On the issue of dollar tariffs, Piyush Goyal said, “We have already seen about 35 per cent reduction in tariff. I am open to the idea if I find that can help to bring down tariffs even further, I am still open to the idea. I have a team which is continuously working on how we can bring tariffs to even more competitive levels.”
“One thought that has been suggested to me and I am working on is whether a part of the tariff which relates only to the debt component could be linked to the dollar or basket of currencies, may be dollar, euro and yen and just that the debt is covered so that the risk is left to only on the equity component,” he said.
Indian rupee, by the way, has been best performing currencies particularly among emerging economies, he added.
On the lack of thrust on nuclear energy, Goyal said: “I think there is space for everybody. Renewable energy has it own place, nuclear energy has its own place…
“On nuclear energy we still have to see more visibility, there are several questions still on the table. There is a question of effective cost on life cycle of nuclear power, there is a question of safety.”
After all, on one hand companies demand restrictions on their civil liability but at the same time they are claiming to be absolutely safe and secure, he added.
“So we will have to balance the dichotomy between claiming to be 100 per cent safe and then wanting to have gap on the liability.

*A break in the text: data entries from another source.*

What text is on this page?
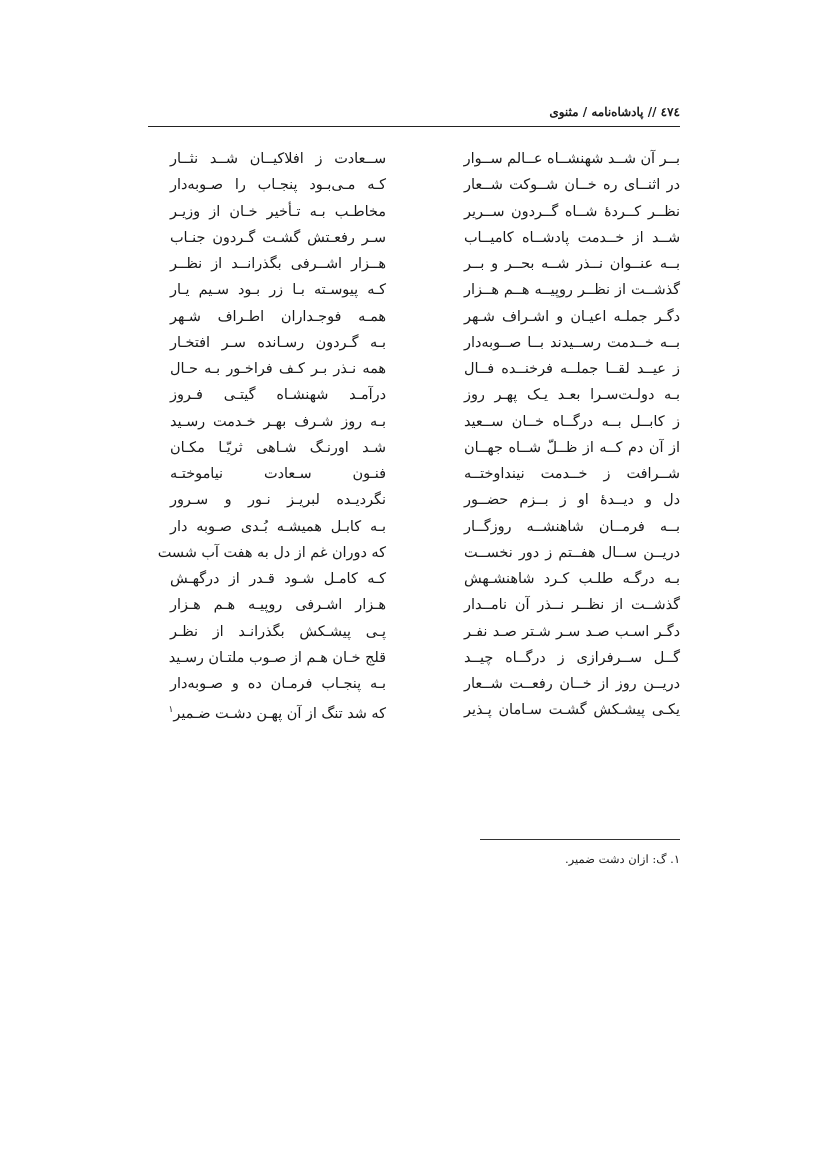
٤٧٤ // پادشاه‌نامه / مثنوی
بــر آن شــد شهنشــاه عــالم ســوار
ســعادت ز افلاکیــان شــد نثــار
در اثنــای ره خــان شــوکت شــعار
کـه مـی‌بـود پنجـاب را صـوبه‌دار
نظــر کــردهٔ شــاه گــردون ســریر
مخاطـب بـه تـأخیر خـان از وزیـر
شــد از خــدمت پادشــاه کامیــاب
سـر رفعـتش گشـت گـردون جنـاب
بــه عنــوان نــذر شــه بحــر و بــر
هــزار اشــرفی بگذرانــد از نظــر
گذشــت از نظــر روپیــه هــم هــزار
کـه پیوسـته بـا زر بـود سـیم یـار
دگـر جملـه اعیـان و اشـراف شـهر
همـه فوجـداران اطـراف شـهر
بــه خــدمت رســیدند بــا صــوبه‌دار
بـه گـردون رسـانده سـر افتخـار
ز عیــد لقــا جملــه فرخنــده فــال
همه نـذر بـر کـف فراخـور بـه حـال
بـه دولـت‌سـرا بعـد یـک پهـر روز
درآمـد شهنشـاه گیتـی فـروز
ز کابــل بــه درگــاه خــان ســعید
بـه روز شـرف بهـر خـدمت رسـید
از آن دم کــه از ظــلّ شــاه جهــان
شـد اورنـگ شـاهی ثریّـا مکـان
شــرافت ز خــدمت نینداوختــه
فنـون سـعادت نیاموختـه
دل و دیــدهٔ او ز بــزم حضــور
نگردیـده لبریـز نـور و سـرور
بــه فرمــان شاهنشــه روزگــار
بـه کابـل همیشـه بُـدی صـوبه دار
دریــن ســال هفــتم ز دور نخســت
که دوران غم از دل به هفت آب شست
بـه درگـه طلـب کـرد شاهنشـهش
کـه کامـل شـود قـدر از درگهـش
گذشــت از نظــر نــذر آن نامــدار
هـزار اشـرفی روپیـه هـم هـزار
دگـر اسـب صـد سـر شـتر صـد نفـر
پـی پیشـکش بگذرانـد از نظـر
گــل ســرفرازی ز درگــاه چیــد
قلج خـان هـم از صـوب ملتـان رسـید
دریــن روز از خــان رفعــت شــعار
بـه پنجـاب فرمـان ده و صـوبه‌دار
یکـی پیشـکش گشـت سـامان پـذیر
که شد تنگ از آن پهـن دشـت ضـمیر$^۱$
۱. گ: ازان دشت ضمیر.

So, if it’s 100 per cent safe then the cap on liability is questionable.
“We are open to all forms of energy. we also need to see what will be the de-commissioning cost and its impact. We are waiting to see what France does about it, we would like to see what is happening in Japan post Fukushima,” he said.
Goyal further said: “So India is not in a tearing hurry but we are open to further expanding nuclear power installations. We have already taken up some projects. We have uranium supply agreements on place with some countries. We are in dialogue for equipment with some countries and I am sure nuclear may have its own place.”